Emir açıklamalarını şu şekilde sürdürdü:
“Bu asılsız haber ve ithamlar üç ay önce de bir gazetede çıkmış daha sonra bu ithamlar yargı kararıyla tekzip edilmiş ve aynı gazetede söz konusu şahsın resmi evrakta sahtecilikten, Mansur Yavaş’a şantaj yapmaktan ve gizlice görüntü kaydetmekten toplam altı buçuk yıl hapis cezası aldığı yayınlanmıştır.
Ayrıca bu şahsın hakkındaki diğer davalarda evrakta sahtecilik yaparak diploma aldığı ve çocuk pornografisinden yargılandığı ortaya çıkmıştır. Nitekim Mansur Bey de şahıs hakkında suç duyurusu yaptığında şahsın diğer suçlarından da haberdar olmuştur.
Önce bir şizofrenin asılsız ithamlarına sarılıp çocuk pornografisinden yargılanan bir şahsı saygın iş adamı olarak lanse ettiniz. Üstelik bunu yaparken bu şahsın geçmişini ve nasıl biri olduğunu da çok iyi biliyordunuz. Çünkü bu şahsı inceledik dediniz. Baktınız bu iş kendi seçmeniniz de bile çok ters tepki aldı şimdi de çıkıp sanki o adamla kendiniz iş tutmuyormuş gibi Mansur Yavaş’ın bu adamla ne işi var diyorsunuz.
Anlaşılıyor ki her birinize tek tek anlatmamız gerekecek. Mansur Yavaş’ın iş ilişkisi bu şahısla değil firmayladır. Bu şahıs Mansur Yavaş’ın firmadan olan danışmanlık ücretini firmadan alıp kaçıyor, bunun üzerine de Mansur Bey bu şahıstan daha öncesinde aldığı senedi icraya koyuyor. Şahsın verdiği senet de sahte çıkıyor. Mansur Bey’in bu şahsı sahtecilikten savcılığa vermesi üzerine de şahıs sahte senet düzenlemek dahil toplamda altı buçuk yıl hapis cezası alıyor.

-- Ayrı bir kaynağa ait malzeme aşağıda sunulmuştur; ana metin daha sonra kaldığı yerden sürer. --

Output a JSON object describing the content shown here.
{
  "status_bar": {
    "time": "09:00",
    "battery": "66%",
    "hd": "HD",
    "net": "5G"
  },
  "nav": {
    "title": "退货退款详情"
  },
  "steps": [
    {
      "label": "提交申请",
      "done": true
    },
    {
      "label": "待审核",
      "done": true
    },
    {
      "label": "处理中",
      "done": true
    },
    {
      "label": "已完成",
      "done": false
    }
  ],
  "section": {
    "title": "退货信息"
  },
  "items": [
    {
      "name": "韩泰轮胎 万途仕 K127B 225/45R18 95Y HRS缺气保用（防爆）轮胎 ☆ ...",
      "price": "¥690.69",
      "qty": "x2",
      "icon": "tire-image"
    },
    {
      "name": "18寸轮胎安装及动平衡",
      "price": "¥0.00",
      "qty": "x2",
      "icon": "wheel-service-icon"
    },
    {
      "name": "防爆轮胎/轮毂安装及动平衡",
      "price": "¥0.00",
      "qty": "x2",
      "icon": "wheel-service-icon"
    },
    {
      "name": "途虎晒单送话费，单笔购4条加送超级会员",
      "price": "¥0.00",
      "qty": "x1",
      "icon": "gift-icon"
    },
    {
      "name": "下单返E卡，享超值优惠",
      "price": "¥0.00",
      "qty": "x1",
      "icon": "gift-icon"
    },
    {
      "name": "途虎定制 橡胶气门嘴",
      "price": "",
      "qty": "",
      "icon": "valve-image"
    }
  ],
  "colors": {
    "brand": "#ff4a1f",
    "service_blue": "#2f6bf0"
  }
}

Bu şizofren ve çocuk istismarıyla yargılanan şahsı yandaş medyanızda ekranlara çıkaran gazetelerinize her gün manşet yapacaksınız, ondan sonra da ahlaktan dem vuracaksınız. Rahmetli Erbakan Hoca’nın çok güzel bir sözü vardı "Hadi oradan be!".
Ortada sahtecilikten, şantajdan ceza almış bir şahıs varken bu suçlunun mağdur ettiği Mansur Yavaş’ dan bir suçlu yaratmaya çalışmak da ancak size yakışırdı. İstiyorsunuz ki ortaya asılsız bir konu atalım, muhalefeti çamura çekelim, muhalefet de oluşturduğunuz sahte gündemle uğraşsın dursun. Artık bu bilindik taktikleri bırakın, siyaset mühendisliği yapmayın. İnsanları mağdur etmeyin. Halkın iradesine ve demokrasiye saygı gösterin.”